退職代行を使って損害賠償を請求されることはないかという質問もあります。通常の退職で損害賠償が認められることはほぼありません。機密情報の持ち出し・競業避止義務への重大違反・無断欠勤による重大損害という特殊なケース以外では、退職の意思表示だけで損害賠償は認められません。損害賠償を脅しとして使ってくる会社には弁護士法人型が最も有効に機能します。

まとめ

退職代行の料金は2万円から10万円以上まで幅がありますが、この差は「何ができるか」の違いです。

選び方の基準はシンプルです。パワハラ・法的トラブルが想定される状況なら弁護士法人型(5〜10万円)、有給消化の交渉が必要なら労働組合型(2.5〜3.5万円)、退職の意思表示だけで足りる状況なら一般企業型(2〜3万円)です。

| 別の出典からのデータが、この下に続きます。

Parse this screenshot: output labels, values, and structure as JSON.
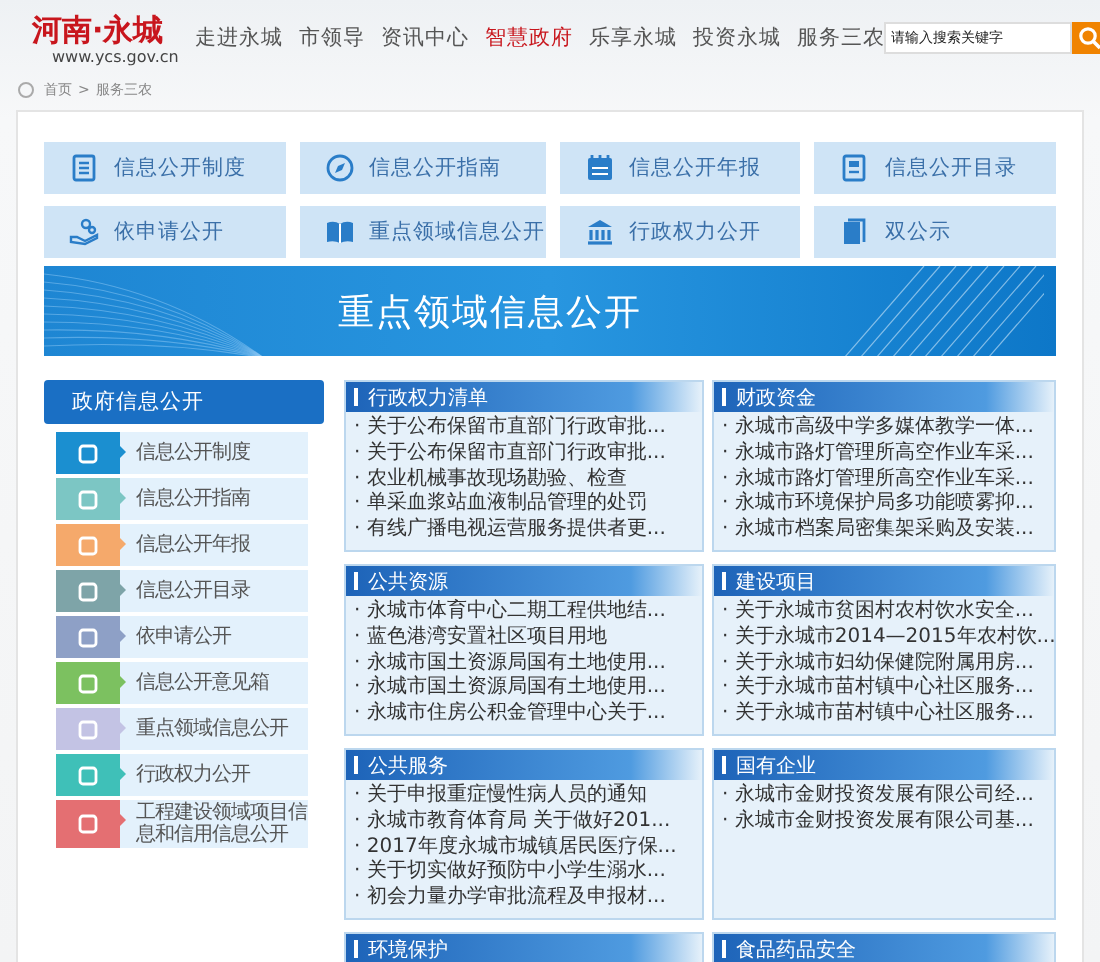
{
  "logo": {
    "title": "河南·永城",
    "url": "www.ycs.gov.cn"
  },
  "nav": [
    {
      "label": "走进永城",
      "selected": false
    },
    {
      "label": "市领导",
      "selected": false
    },
    {
      "label": "资讯中心",
      "selected": false
    },
    {
      "label": "智慧政府",
      "selected": true
    },
    {
      "label": "乐享永城",
      "selected": false
    },
    {
      "label": "投资永城",
      "selected": false
    },
    {
      "label": "服务三农",
      "selected": false
    }
  ],
  "search": {
    "placeholder": "请输入搜索关键字"
  },
  "breadcrumb": [
    "首页",
    ">",
    "服务三农"
  ],
  "quick_links": [
    "信息公开制度",
    "信息公开指南",
    "信息公开年报",
    "信息公开目录",
    "依申请公开",
    "重点领域信息公开",
    "行政权力公开",
    "双公示"
  ],
  "banner": {
    "title": "重点领域信息公开"
  },
  "sidebar": {
    "title": "政府信息公开",
    "items": [
      {
        "label": "信息公开制度",
        "color": "#1b8fd0"
      },
      {
        "label": "信息公开指南",
        "color": "#7cc6c4"
      },
      {
        "label": "信息公开年报",
        "color": "#f5a96b"
      },
      {
        "label": "信息公开目录",
        "color": "#7ea4a8"
      },
      {
        "label": "依申请公开",
        "color": "#8ea0c6"
      },
      {
        "label": "信息公开意见箱",
        "color": "#7cc160"
      },
      {
        "label": "重点领域信息公开",
        "color": "#c3c3e4"
      },
      {
        "label": "行政权力公开",
        "color": "#3fc0b8"
      },
      {
        "label": "工程建设领域项目信息和信用信息公开",
        "color": "#e46f72"
      }
    ]
  },
  "panels": [
    {
      "title": "行政权力清单",
      "items": [
        "· 关于公布保留市直部门行政审批...",
        "· 关于公布保留市直部门行政审批...",
        "· 农业机械事故现场勘验、检查",
        "· 单采血浆站血液制品管理的处罚",
        "· 有线广播电视运营服务提供者更..."
      ]
    },
    {
      "title": "财政资金",
      "items": [
        "· 永城市高级中学多媒体教学一体...",
        "· 永城市路灯管理所高空作业车采...",
        "· 永城市路灯管理所高空作业车采...",
        "· 永城市环境保护局多功能喷雾抑...",
        "· 永城市档案局密集架采购及安装..."
      ]
    },
    {
      "title": "公共资源",
      "items": [
        "· 永城市体育中心二期工程供地结...",
        "· 蓝色港湾安置社区项目用地",
        "· 永城市国土资源局国有土地使用...",
        "· 永城市国土资源局国有土地使用...",
        "· 永城市住房公积金管理中心关于..."
      ]
    },
    {
      "title": "建设项目",
      "items": [
        "· 关于永城市贫困村农村饮水安全...",
        "· 关于永城市2014—2015年农村饮...",
        "· 关于永城市妇幼保健院附属用房...",
        "· 关于永城市苗村镇中心社区服务...",
        "· 关于永城市苗村镇中心社区服务..."
      ]
    },
    {
      "title": "公共服务",
      "items": [
        "· 关于申报重症慢性病人员的通知",
        "· 永城市教育体育局 关于做好201...",
        "· 2017年度永城市城镇居民医疗保...",
        "· 关于切实做好预防中小学生溺水...",
        "· 初会力量办学审批流程及申报材..."
      ]
    },
    {
      "title": "国有企业",
      "items": [
        "· 永城市金财投资发展有限公司经...",
        "· 永城市金财投资发展有限公司基..."
      ]
    },
    {
      "title": "环境保护"
    },
    {
      "title": "食品药品安全"
    }
  ]
}
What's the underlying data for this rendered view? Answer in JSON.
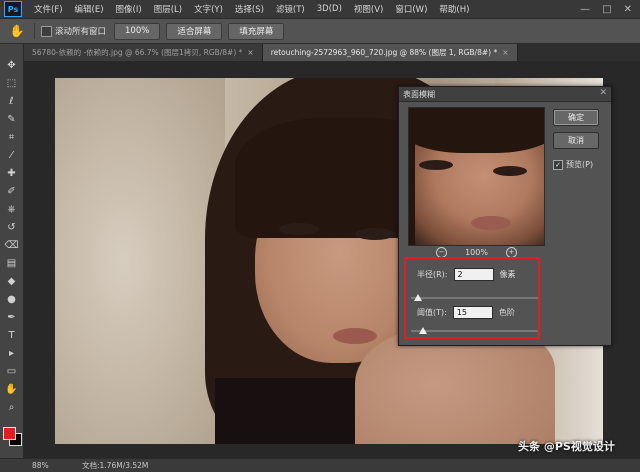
{
  "menubar": {
    "logo": "Ps",
    "items": [
      "文件(F)",
      "编辑(E)",
      "图像(I)",
      "图层(L)",
      "文字(Y)",
      "选择(S)",
      "滤镜(T)",
      "3D(D)",
      "视图(V)",
      "窗口(W)",
      "帮助(H)"
    ],
    "window_controls": [
      "—",
      "□",
      "✕"
    ]
  },
  "options_bar": {
    "scroll_all_label": "滚动所有窗口",
    "zoom_100_label": "100%",
    "fit_screen_label": "适合屏幕",
    "fill_screen_label": "填充屏幕"
  },
  "tabs": [
    {
      "label": "56780-依赖的 -依赖的.jpg @ 66.7% (图层1拷贝, RGB/8#) *",
      "close": "×"
    },
    {
      "label": "retouching-2572963_960_720.jpg @ 88% (图层 1, RGB/8#) *",
      "close": "×"
    }
  ],
  "toolbar": {
    "icons": [
      "move-icon",
      "marquee-icon",
      "lasso-icon",
      "quick-select-icon",
      "crop-icon",
      "eyedropper-icon",
      "healing-icon",
      "brush-icon",
      "clone-stamp-icon",
      "history-brush-icon",
      "eraser-icon",
      "gradient-icon",
      "blur-icon",
      "dodge-icon",
      "pen-icon",
      "type-icon",
      "path-select-icon",
      "rectangle-icon",
      "hand-icon",
      "zoom-icon"
    ],
    "glyphs": [
      "✥",
      "⬚",
      "ℓ",
      "✎",
      "⌗",
      "⁄",
      "✚",
      "✐",
      "⎈",
      "↺",
      "⌫",
      "▤",
      "◆",
      "●",
      "✒",
      "T",
      "▸",
      "▭",
      "✋",
      "⌕"
    ],
    "foreground_color": "#e02020",
    "background_color": "#000000"
  },
  "status_bar": {
    "zoom": "88%",
    "doc": "文档:1.76M/3.52M"
  },
  "dialog": {
    "title": "表面模糊",
    "close": "✕",
    "zoom_out": "−",
    "zoom_level": "100%",
    "zoom_in": "+",
    "ok_label": "确定",
    "cancel_label": "取消",
    "preview_label": "预览(P)",
    "preview_checked": "✓",
    "radius_label": "半径(R):",
    "radius_value": "2",
    "radius_unit": "像素",
    "radius_level": 0.02,
    "threshold_label": "阈值(T):",
    "threshold_value": "15",
    "threshold_unit": "色阶",
    "threshold_level": 0.06
  },
  "highlight_color": "#e02020",
  "watermark": "头条 @PS视觉设计"
}
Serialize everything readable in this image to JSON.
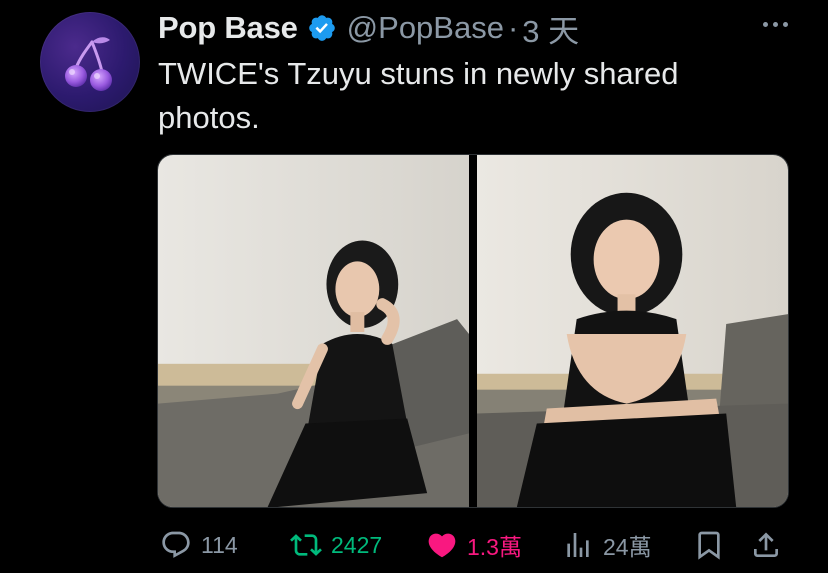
{
  "author": {
    "name": "Pop Base",
    "handle": "@PopBase",
    "separator": "·",
    "time": "3 天",
    "verified": true,
    "avatar_icon": "cherries-icon"
  },
  "tweet": {
    "text": "TWICE's Tzuyu stuns in newly shared photos."
  },
  "media": {
    "photos": [
      {
        "name": "photo-1",
        "description": "woman in black dress seated on grey sofa, hand on chin"
      },
      {
        "name": "photo-2",
        "description": "woman in black dress leaning on grey sofa armrest"
      }
    ]
  },
  "actions": {
    "reply": {
      "icon": "reply-icon",
      "count": "114"
    },
    "retweet": {
      "icon": "retweet-icon",
      "count": "2427"
    },
    "like": {
      "icon": "heart-icon",
      "count": "1.3萬",
      "liked": true
    },
    "views": {
      "icon": "views-icon",
      "count": "24萬"
    },
    "bookmark": {
      "icon": "bookmark-icon"
    },
    "share": {
      "icon": "share-icon"
    }
  },
  "colors": {
    "background": "#000000",
    "text": "#e7e9ea",
    "muted": "#8b98a5",
    "verified": "#1d9bf0",
    "retweet": "#00ba7c",
    "like": "#f91880"
  }
}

料金が安いから悪い、高いから良いという判断ではなく、自分の職場の状況に必要な機能を持つタイプを選ぶことが、後悔しない退職代行選びの基準です。

Googleの同期が労働組合型で有給まで消化してスムーズに退職できたという話は、正しい種類を選べば低い料金帯でも十分な結果が出ることの実例です。料金を比較する前に「自分の状況に何が必要か」を先に判断してください。